Additional battery projects are under consideration, including a 500 MW, 2,000 MWh battery in Queensland and a 400 MW, 1,600 MWh battery at the Pottinger renewable energy park in New South Wales. “There is a huge amount of work going on behind the scenes,” Nicks noted, emphasizing the importance of these developments for the future energy market.
Future Energy Landscape
Nicks also mentioned ongoing projects such as the Pottinger wind farm and a potential wind farm in Barn Hill, South Australia. “Let’s watch this space,” he said, regarding potential wind farm power purchase agreements (PPAs).

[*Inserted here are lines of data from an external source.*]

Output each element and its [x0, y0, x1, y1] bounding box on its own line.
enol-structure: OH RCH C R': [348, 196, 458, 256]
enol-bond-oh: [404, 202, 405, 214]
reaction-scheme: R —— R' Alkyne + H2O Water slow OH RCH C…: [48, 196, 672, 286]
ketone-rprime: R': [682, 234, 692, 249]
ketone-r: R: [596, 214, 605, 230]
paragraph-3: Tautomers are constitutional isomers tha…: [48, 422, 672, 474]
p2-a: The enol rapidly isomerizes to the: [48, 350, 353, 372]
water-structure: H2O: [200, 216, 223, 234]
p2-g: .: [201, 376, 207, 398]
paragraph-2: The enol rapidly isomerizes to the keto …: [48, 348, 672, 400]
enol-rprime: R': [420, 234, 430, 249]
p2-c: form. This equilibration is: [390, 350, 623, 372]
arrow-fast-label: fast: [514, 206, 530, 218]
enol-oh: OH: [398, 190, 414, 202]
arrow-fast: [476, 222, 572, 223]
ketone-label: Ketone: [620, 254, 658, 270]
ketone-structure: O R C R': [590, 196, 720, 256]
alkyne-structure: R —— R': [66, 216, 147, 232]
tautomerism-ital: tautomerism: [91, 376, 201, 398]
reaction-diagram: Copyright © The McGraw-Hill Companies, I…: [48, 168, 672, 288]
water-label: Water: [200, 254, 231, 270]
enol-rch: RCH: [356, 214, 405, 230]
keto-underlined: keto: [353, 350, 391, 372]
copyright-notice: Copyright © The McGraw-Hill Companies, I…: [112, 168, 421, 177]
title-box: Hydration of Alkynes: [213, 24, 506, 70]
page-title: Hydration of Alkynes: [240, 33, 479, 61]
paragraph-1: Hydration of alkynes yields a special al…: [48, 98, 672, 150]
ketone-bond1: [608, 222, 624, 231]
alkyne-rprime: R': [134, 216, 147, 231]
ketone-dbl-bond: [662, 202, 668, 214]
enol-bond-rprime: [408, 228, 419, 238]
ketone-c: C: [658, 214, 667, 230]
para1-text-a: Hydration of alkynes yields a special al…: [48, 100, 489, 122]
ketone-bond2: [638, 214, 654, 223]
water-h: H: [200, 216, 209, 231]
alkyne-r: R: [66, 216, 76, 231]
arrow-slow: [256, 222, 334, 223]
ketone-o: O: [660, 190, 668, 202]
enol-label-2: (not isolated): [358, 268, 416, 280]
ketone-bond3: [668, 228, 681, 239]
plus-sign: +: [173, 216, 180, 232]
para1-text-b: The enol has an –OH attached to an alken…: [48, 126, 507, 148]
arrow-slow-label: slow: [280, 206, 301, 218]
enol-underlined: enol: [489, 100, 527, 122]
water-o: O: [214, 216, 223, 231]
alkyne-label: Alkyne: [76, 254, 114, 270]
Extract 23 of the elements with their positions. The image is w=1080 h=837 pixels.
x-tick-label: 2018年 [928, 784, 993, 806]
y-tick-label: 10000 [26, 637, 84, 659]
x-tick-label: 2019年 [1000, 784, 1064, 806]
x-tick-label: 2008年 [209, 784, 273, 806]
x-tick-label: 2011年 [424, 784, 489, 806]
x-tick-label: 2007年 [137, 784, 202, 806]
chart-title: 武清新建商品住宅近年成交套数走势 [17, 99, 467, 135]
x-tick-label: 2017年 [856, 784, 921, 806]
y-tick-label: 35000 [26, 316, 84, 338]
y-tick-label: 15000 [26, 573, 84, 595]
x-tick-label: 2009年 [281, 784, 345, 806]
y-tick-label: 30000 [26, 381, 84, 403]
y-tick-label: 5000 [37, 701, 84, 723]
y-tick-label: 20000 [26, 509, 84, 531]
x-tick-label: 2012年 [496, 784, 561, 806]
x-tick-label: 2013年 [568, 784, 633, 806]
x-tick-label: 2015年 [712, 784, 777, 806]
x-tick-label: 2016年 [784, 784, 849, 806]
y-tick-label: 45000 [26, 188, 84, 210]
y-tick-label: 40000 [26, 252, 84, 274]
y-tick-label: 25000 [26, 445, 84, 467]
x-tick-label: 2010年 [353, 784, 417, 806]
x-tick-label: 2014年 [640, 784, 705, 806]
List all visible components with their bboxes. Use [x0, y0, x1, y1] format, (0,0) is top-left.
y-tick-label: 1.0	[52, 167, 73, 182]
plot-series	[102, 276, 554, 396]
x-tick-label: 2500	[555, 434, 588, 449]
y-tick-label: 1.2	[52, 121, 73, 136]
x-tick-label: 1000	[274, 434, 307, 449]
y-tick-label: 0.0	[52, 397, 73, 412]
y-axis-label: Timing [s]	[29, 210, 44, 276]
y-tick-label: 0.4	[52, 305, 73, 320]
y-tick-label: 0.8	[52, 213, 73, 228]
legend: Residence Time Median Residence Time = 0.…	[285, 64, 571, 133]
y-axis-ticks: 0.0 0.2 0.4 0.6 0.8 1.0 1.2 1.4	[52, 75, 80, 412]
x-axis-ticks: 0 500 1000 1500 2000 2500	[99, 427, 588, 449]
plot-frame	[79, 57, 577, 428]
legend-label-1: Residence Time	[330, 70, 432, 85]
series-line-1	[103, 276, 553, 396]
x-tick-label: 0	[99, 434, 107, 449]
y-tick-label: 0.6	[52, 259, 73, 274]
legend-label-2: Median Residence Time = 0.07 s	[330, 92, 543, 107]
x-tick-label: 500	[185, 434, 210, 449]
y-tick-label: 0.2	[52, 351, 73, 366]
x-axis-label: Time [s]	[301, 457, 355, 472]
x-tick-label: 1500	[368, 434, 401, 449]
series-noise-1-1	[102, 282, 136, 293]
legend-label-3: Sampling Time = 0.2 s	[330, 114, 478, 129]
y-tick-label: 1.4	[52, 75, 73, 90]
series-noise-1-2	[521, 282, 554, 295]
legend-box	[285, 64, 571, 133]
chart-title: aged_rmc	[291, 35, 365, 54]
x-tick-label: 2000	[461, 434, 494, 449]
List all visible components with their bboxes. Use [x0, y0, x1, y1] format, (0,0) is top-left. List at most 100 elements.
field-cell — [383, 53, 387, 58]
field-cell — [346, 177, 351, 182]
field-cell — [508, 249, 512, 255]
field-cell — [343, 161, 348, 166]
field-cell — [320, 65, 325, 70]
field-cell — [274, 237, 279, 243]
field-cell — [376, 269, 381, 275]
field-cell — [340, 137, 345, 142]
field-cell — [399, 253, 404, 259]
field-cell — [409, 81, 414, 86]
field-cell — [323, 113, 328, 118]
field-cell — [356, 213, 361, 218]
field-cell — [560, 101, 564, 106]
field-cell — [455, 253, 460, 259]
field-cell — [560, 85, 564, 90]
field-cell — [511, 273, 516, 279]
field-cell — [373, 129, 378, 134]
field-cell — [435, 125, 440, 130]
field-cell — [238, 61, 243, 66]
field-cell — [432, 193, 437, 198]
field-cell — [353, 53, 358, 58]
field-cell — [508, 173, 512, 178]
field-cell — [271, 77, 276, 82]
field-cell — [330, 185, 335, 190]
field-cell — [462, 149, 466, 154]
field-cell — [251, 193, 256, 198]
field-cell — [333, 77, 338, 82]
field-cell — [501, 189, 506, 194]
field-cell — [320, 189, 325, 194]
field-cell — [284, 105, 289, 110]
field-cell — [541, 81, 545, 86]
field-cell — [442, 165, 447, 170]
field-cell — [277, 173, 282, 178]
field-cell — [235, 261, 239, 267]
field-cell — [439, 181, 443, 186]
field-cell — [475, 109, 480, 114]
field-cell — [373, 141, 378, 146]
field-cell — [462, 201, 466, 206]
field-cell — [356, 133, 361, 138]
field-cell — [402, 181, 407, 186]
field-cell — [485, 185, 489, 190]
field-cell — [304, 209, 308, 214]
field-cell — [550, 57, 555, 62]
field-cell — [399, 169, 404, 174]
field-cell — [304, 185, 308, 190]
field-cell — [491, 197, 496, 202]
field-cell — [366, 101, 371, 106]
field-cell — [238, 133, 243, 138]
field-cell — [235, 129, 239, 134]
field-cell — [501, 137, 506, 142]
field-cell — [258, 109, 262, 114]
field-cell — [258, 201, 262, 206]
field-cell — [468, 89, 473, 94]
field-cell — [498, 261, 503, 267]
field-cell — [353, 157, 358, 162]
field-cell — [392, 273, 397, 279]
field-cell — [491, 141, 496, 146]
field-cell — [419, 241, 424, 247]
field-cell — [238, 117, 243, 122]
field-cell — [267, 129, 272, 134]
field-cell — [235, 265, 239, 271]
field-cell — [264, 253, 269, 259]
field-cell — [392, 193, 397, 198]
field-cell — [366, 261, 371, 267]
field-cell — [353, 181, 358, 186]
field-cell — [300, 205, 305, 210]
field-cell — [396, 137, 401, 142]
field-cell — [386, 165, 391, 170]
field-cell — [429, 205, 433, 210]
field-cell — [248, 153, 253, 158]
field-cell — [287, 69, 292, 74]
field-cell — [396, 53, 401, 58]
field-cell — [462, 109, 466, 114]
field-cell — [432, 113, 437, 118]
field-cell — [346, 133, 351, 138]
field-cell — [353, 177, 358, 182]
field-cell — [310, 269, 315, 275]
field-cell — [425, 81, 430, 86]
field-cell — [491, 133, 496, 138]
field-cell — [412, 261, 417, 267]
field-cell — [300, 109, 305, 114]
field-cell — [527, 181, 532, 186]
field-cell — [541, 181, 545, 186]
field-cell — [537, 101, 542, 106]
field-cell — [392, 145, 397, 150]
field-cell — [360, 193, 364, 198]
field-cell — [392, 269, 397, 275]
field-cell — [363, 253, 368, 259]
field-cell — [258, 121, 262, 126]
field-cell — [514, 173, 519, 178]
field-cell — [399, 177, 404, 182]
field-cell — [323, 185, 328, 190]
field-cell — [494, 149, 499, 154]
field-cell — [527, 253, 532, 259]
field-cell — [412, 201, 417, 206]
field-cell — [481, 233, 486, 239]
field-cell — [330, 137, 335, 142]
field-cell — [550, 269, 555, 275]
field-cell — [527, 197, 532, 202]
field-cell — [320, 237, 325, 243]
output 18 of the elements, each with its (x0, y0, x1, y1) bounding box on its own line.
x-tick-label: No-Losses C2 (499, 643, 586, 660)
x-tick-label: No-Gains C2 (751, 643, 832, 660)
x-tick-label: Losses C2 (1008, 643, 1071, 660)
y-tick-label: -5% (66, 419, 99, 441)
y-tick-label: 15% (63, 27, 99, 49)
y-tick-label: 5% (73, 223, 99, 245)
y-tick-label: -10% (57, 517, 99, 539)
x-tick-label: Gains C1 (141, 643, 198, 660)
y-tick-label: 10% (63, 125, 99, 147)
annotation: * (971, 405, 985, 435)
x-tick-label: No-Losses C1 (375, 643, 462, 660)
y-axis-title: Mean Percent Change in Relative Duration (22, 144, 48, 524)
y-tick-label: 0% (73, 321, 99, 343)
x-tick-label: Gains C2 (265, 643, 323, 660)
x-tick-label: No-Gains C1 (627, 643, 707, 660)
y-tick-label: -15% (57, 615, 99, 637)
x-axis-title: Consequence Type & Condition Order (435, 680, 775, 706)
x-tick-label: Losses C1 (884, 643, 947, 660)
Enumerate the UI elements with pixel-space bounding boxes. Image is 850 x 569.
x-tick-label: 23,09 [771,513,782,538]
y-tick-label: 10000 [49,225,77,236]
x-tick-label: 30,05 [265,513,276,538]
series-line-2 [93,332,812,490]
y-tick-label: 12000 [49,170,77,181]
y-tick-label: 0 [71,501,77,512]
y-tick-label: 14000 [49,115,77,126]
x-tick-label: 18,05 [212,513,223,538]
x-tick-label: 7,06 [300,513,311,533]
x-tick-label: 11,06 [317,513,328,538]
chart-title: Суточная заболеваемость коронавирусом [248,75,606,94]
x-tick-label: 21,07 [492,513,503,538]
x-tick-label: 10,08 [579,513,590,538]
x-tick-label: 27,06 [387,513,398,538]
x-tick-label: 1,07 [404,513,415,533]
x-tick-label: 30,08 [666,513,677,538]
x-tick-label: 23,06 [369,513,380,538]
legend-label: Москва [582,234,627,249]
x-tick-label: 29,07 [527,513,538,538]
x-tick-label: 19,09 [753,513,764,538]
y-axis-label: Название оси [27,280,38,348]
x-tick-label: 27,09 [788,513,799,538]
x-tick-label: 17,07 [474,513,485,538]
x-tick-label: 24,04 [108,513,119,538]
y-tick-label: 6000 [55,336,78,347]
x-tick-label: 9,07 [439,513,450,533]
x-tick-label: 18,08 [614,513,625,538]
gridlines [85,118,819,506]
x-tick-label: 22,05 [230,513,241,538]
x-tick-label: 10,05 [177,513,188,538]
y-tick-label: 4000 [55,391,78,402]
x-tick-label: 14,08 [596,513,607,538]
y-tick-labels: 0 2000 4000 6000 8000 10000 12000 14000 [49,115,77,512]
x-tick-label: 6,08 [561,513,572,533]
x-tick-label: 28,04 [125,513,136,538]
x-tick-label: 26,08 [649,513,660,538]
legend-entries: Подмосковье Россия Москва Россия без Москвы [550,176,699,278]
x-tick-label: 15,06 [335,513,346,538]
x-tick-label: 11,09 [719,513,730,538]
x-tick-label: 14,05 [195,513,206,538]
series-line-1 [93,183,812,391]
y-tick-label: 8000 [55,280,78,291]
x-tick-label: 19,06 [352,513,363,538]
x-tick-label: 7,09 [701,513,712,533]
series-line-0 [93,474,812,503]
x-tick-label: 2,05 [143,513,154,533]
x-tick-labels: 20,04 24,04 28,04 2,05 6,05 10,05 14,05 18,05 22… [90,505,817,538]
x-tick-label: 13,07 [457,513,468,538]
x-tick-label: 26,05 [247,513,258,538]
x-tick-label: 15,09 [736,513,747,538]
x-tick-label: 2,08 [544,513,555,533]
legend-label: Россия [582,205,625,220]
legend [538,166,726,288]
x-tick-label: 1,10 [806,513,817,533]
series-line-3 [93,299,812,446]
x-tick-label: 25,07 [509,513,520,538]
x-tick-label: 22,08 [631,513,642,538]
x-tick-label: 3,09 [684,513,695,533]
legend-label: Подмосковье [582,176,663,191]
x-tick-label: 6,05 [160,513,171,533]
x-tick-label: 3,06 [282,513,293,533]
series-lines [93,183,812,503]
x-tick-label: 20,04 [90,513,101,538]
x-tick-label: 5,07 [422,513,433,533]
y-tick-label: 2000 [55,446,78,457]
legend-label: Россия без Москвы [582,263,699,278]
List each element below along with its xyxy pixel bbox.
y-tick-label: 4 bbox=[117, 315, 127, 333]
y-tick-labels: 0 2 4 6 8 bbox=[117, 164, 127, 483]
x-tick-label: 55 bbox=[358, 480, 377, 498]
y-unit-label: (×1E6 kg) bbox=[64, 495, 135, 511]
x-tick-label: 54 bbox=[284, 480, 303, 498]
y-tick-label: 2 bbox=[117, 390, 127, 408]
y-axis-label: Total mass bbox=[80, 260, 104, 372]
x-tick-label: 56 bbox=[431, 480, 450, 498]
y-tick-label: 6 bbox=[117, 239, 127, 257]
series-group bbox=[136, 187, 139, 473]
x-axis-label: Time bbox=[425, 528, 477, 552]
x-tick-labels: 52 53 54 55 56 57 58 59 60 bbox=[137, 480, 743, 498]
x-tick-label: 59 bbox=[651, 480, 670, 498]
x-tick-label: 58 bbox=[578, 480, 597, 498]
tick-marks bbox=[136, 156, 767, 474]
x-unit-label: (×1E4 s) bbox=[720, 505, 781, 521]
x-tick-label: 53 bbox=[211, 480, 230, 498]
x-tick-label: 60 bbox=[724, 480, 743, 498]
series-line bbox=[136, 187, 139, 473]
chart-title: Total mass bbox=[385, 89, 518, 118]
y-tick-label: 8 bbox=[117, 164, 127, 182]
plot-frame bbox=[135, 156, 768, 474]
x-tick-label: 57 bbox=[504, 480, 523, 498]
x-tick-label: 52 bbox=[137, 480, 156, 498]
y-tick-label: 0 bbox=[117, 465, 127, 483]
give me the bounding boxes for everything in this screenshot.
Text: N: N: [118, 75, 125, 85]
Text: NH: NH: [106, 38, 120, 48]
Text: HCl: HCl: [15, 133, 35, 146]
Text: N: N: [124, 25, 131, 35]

The CTAP aims to balance energy supply and capacity, with a focus on battery storage. “The reason we’ve focused on batteries this time around our results is because that’s what’s right in front of us right now,” Nicks said, acknowledging the ongoing challenges of integrating wind energy into the grid.
Customer-Centric Energy Solutions
AGL is also exploring new business models to cater to customers with solar panels, household batteries, and electric vehicles, supported by federal rebates. The company aims to leverage consumer energy resources and smart technologies to manage energy loads effectively.
“At home, it’s going to have a solar battery, EV, hot water, and so forth. That is where the value of a future customer will come from.” — Damien Nicks, AGL CEO
Nicks emphasized the importance of technology in this transition, citing investments in platforms like Kaluza to manage energy loads and enhance grid stability. AGL’s offer of three hours of free power during the day in South Australia has already encouraged customers to shift energy use to peak solar production times, benefiting the grid.
The energy landscape is evolving rapidly, and AGL’s strategic shift towards renewables and battery storage reflects broader industry trends. As the company navigates these changes, its ability to balance shareholder expectations, regulatory requirements, and consumer needs will be crucial in shaping Australia’s energy future.